According to operative data, there are 1,500 gunmen in Chechnya, and not all of them are concentrated in the Sharo-Argun Gorge.

According to the command of the Joint Group of Federal Troops, a whole base of gunmen was disclosed in the Vedeno District on Monday. In the Shatoi District the federal troops bombed several illegal oil refineries. However, experience shows that “oil magnates” themselves do not suffer much from such strikes, whereas neighboring villages as the ecological situation in general do suffer.

On Monday, Chechen gunmen arranged an atrocious terrorist act, as a result of which five police officers from the Kemerovo Region were assassinated.

The Chechen Prosecutor’s Office has reported that after this terrorist act a series of purges was performed in Sernovodsk, since some local inhabitants are suspected of arrangement of this terrorist act.

On Monday, the first issue of the new official Chechen newspaper “Vesti Respubliki” was canceled. Presidential Aid Sergei Yastrzhembsky reported to “Izvestia” that this measure was on the political nature. He said, “A meeting of the Duma commission took place on the same day. Thus, two important events could have taken place on one and the same day. The postponement of the first issue of “Vesti Respubliki” was a very good administrative measure: there is not much good news in Chechnya now.”


Izvestia, July 2, 2001, p. 2

The State Statistics Committee has published the data of implementation of the 2001 budget. If these data are combined with statistics of tax collection, the picture will be impressive: the country’s debts are growing, but the country is becoming richer.

The surplus of Russia’s budget in January-April 2001 was 119.8 billion rubles (over $4 billion). This figure is twice as large as the surplus in the corresponding period of 2000. For the first four months of 2001 the country earned 755 billion rubles. At the same time, the debts to the budget totaled 590.2 billion rubles as of May 1, 2001. The main debtors are natural monopolies, mainly Gazprom.

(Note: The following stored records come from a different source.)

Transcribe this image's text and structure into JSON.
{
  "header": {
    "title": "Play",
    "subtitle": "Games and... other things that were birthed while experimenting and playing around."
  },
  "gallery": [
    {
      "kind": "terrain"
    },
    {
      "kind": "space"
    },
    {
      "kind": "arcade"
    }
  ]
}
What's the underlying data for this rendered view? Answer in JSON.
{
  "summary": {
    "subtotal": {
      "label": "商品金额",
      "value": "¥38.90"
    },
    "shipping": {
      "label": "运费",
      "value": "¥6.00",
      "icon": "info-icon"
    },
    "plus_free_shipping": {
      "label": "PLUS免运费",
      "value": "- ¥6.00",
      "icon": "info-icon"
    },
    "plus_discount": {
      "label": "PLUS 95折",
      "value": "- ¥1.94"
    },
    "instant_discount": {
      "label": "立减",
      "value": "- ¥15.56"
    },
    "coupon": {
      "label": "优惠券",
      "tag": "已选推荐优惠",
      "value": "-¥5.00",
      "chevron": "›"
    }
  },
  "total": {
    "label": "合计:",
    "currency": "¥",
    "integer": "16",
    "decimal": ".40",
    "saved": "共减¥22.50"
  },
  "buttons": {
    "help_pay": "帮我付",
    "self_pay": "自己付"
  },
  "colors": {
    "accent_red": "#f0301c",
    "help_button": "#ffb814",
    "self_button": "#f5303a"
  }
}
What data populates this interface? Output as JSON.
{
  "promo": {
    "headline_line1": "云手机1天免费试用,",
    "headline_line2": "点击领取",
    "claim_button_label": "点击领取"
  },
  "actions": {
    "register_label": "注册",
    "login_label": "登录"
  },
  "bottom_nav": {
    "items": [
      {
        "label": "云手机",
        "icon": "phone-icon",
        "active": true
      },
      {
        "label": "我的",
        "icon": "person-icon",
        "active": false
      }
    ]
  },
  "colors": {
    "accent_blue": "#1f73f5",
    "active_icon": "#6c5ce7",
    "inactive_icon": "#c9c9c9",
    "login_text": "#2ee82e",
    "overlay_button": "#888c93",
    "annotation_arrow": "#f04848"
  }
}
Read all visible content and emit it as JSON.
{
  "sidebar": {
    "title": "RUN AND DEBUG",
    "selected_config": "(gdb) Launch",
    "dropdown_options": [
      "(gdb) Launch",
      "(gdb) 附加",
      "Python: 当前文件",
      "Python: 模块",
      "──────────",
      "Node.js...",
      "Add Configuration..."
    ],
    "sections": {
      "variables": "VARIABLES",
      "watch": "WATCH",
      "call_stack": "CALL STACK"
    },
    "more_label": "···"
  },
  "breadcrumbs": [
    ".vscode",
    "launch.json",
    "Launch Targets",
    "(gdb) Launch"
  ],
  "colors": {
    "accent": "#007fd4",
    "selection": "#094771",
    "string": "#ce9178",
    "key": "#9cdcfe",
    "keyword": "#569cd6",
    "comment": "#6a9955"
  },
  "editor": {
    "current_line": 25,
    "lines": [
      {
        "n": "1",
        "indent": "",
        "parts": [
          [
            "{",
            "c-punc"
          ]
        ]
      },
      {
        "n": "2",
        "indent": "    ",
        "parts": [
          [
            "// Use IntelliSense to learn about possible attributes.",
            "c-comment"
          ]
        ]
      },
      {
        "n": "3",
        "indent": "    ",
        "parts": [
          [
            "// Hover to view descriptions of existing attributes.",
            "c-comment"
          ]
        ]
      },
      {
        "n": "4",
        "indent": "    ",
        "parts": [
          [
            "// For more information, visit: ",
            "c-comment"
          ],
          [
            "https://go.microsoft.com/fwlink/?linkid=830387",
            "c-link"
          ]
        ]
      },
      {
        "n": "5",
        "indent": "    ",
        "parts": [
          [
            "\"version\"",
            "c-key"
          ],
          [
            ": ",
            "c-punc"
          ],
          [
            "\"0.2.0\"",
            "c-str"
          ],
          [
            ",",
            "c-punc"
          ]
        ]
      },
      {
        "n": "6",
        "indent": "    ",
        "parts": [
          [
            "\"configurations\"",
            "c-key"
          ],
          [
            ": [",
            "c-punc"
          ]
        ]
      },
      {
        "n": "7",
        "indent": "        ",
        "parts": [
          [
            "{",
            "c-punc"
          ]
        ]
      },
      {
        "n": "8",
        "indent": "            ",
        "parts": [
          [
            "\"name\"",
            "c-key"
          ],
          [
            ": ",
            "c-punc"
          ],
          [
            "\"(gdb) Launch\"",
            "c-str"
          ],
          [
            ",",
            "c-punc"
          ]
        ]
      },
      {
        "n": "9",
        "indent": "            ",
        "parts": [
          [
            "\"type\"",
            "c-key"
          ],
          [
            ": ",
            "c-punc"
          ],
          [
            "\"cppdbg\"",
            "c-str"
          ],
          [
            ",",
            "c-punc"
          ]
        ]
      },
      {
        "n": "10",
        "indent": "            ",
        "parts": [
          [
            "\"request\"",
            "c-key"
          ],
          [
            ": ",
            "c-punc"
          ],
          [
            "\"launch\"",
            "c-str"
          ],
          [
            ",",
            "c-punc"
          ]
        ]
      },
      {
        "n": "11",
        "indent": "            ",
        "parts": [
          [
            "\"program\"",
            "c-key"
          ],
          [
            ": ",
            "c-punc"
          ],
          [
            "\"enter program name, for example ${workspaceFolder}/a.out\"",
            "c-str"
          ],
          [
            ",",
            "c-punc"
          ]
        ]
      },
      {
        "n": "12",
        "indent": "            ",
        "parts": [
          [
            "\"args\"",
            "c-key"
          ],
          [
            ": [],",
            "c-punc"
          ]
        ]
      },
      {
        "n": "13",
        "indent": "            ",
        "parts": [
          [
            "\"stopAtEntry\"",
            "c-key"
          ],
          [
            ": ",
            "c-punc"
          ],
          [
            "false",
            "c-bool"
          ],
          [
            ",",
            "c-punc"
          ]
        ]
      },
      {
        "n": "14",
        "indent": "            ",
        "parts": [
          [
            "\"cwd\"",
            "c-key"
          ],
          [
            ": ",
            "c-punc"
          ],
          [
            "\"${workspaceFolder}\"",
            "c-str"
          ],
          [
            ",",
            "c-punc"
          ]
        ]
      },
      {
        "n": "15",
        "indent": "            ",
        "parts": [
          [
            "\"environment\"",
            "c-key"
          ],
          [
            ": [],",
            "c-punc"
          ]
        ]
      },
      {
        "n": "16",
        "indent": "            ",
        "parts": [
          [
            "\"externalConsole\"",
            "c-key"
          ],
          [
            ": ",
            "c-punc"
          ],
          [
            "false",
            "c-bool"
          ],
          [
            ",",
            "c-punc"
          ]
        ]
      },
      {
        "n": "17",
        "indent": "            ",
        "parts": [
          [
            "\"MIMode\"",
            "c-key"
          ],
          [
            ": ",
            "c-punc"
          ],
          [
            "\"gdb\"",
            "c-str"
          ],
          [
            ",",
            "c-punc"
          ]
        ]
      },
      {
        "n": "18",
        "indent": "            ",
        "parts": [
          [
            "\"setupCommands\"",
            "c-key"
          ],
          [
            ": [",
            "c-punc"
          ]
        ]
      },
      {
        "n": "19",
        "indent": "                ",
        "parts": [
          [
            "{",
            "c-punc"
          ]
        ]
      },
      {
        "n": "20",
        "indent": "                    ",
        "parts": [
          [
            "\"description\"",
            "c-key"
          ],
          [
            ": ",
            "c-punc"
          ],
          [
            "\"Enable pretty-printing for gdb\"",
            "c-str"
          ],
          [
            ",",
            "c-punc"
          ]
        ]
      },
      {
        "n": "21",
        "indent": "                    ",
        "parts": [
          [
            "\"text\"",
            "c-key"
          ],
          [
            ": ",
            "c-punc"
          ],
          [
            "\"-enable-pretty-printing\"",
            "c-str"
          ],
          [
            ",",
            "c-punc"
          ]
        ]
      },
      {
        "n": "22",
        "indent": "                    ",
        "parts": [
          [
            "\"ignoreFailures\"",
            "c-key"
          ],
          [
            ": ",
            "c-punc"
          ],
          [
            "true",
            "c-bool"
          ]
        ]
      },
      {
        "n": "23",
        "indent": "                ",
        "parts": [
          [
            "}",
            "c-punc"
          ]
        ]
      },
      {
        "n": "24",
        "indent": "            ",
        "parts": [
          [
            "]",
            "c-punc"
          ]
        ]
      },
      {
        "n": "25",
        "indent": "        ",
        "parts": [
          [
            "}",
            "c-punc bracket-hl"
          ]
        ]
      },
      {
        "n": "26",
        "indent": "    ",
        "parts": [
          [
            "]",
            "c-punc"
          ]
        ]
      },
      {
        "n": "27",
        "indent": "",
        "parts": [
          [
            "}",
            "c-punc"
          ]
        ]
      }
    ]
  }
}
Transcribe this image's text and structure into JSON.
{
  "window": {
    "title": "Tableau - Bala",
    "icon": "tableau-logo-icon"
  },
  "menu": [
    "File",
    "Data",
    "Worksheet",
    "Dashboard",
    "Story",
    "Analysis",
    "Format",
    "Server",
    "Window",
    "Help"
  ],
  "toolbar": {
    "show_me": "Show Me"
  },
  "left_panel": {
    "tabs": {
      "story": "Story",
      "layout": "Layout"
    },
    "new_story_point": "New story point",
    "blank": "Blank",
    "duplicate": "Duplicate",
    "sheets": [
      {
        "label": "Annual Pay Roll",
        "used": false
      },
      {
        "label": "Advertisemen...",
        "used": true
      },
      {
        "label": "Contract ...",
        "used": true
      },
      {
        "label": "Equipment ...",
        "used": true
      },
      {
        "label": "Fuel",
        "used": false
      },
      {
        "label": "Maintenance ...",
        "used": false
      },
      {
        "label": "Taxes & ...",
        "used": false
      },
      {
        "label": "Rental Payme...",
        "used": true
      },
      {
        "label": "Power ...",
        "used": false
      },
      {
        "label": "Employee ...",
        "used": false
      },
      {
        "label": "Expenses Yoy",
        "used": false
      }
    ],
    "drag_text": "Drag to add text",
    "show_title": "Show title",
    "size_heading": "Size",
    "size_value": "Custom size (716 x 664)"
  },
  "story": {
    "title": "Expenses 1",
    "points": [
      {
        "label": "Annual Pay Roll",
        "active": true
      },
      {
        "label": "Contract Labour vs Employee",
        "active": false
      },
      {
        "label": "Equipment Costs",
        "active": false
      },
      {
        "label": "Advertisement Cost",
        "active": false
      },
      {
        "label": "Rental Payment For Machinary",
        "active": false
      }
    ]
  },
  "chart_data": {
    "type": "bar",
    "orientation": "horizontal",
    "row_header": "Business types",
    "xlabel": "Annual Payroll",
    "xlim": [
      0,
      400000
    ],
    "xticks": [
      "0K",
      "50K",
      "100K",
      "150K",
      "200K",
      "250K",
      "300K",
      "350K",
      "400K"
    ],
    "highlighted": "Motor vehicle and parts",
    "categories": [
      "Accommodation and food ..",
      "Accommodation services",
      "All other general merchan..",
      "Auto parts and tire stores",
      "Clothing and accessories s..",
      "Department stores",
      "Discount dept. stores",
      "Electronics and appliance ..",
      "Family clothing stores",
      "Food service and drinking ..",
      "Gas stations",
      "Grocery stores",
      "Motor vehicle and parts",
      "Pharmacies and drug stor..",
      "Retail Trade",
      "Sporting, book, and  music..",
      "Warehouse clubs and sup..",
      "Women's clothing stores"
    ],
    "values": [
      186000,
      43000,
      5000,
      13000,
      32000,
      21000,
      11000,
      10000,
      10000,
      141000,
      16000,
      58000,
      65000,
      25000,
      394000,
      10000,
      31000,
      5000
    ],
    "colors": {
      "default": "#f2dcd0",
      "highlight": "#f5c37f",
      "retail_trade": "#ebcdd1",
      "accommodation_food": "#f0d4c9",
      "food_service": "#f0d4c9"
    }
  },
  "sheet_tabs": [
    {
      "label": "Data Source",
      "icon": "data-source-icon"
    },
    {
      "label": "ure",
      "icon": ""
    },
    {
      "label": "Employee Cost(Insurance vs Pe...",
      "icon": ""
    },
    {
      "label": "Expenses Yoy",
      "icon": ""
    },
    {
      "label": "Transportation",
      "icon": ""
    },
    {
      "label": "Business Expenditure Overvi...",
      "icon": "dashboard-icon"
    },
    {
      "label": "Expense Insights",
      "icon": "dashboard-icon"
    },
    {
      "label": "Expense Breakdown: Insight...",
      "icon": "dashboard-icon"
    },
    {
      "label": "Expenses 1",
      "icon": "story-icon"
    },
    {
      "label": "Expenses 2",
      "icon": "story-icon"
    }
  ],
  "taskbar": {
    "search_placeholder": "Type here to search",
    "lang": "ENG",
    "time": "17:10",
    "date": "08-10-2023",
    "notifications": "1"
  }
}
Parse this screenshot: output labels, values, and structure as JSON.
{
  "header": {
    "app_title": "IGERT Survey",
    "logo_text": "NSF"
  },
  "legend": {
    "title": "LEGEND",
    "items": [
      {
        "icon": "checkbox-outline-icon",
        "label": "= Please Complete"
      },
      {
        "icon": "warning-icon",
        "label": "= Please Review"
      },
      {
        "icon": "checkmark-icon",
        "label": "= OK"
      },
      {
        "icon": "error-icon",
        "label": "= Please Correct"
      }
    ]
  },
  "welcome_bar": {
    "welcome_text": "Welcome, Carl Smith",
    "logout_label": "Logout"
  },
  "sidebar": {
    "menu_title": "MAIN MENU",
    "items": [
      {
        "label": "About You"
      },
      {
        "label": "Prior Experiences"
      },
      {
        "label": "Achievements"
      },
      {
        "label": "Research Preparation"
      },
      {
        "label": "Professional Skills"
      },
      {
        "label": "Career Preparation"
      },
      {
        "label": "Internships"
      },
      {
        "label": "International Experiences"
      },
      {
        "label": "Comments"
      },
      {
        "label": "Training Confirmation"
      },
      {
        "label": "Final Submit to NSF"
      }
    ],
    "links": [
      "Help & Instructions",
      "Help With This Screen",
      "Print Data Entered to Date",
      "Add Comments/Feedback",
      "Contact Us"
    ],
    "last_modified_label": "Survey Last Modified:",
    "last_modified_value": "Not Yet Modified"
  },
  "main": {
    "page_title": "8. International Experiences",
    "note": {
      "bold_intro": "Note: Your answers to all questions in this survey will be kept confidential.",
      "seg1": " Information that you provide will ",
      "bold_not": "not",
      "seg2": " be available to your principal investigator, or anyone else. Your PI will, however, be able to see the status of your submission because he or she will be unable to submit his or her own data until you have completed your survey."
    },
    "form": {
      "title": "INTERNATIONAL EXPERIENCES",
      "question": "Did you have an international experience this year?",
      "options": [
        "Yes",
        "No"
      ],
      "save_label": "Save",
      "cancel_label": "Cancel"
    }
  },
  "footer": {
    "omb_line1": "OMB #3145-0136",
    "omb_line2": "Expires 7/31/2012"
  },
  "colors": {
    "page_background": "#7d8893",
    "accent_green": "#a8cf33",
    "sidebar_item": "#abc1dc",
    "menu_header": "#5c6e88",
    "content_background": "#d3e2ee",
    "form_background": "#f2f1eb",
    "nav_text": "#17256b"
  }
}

The government fails to reduce the growth of tax debts. Therefore, the current state of implementation of the 2001 budget is based on the favorable situation on the world market of energy carriers.

It is important when the decision on reducing the norm of exporters’ compulsory selling of their hard currency yield from 75% to 50%. This yield, as well as taxes of exporter enterprises, is the main backup of the treasury.

If this situation does not change, Russia’s economy may suddenly collapse if the situation on the world oil market grows worse.


Trud, July 3, 2002, p. 2

The other day the All-Russian Public Opinion Study Center (VTsIOM) published results of one more opinion poll among 1,600 respondents.

The questions asked by VTsIOM were about Russian citizens’ attitude toward the policy of the president and the government. Simultaneously sociologists asked respondents about their trust for these or those political figures.

The highest rating is that of the president: it has grown by 1% since May and is 72% now. Only 22% of respondents disapprove of his activities.

Prime Minister Mikhail Kasyanov’s rating has also grown since May: from 45 to 49%. However, a lot of Russians believe that the prime minister does not realize his potential to the full extent. Some 36% of Russians disapprove of his activities, whereas in May this figure was 34%.

Vladimir Putin is trusted by 47% of Russians, which is 7% more than in May. The president is followed by Sergei Shoigu and Gennady Zyuganov: they are trusted by 17% each.

9% of respondents trust Kasyanov and Kemerovo Governor Aman Tuleev. The governor’s rating has grown by 5% compared to his May rating.

Duma Speaker Gennady Seleznev, Deputy Prime Minister Valentina Matvienko, and Chairman of the Fatherland-All Russia Duma faction Yevgeny Primakov are trusted by 8% of respondents each.

Both Yabloko leader Grigory Yavlinsky and Moscow Mayor Yury Luzhkov are trusted by 6% of Russians, whereas in May they were trusted by 5% of respondents.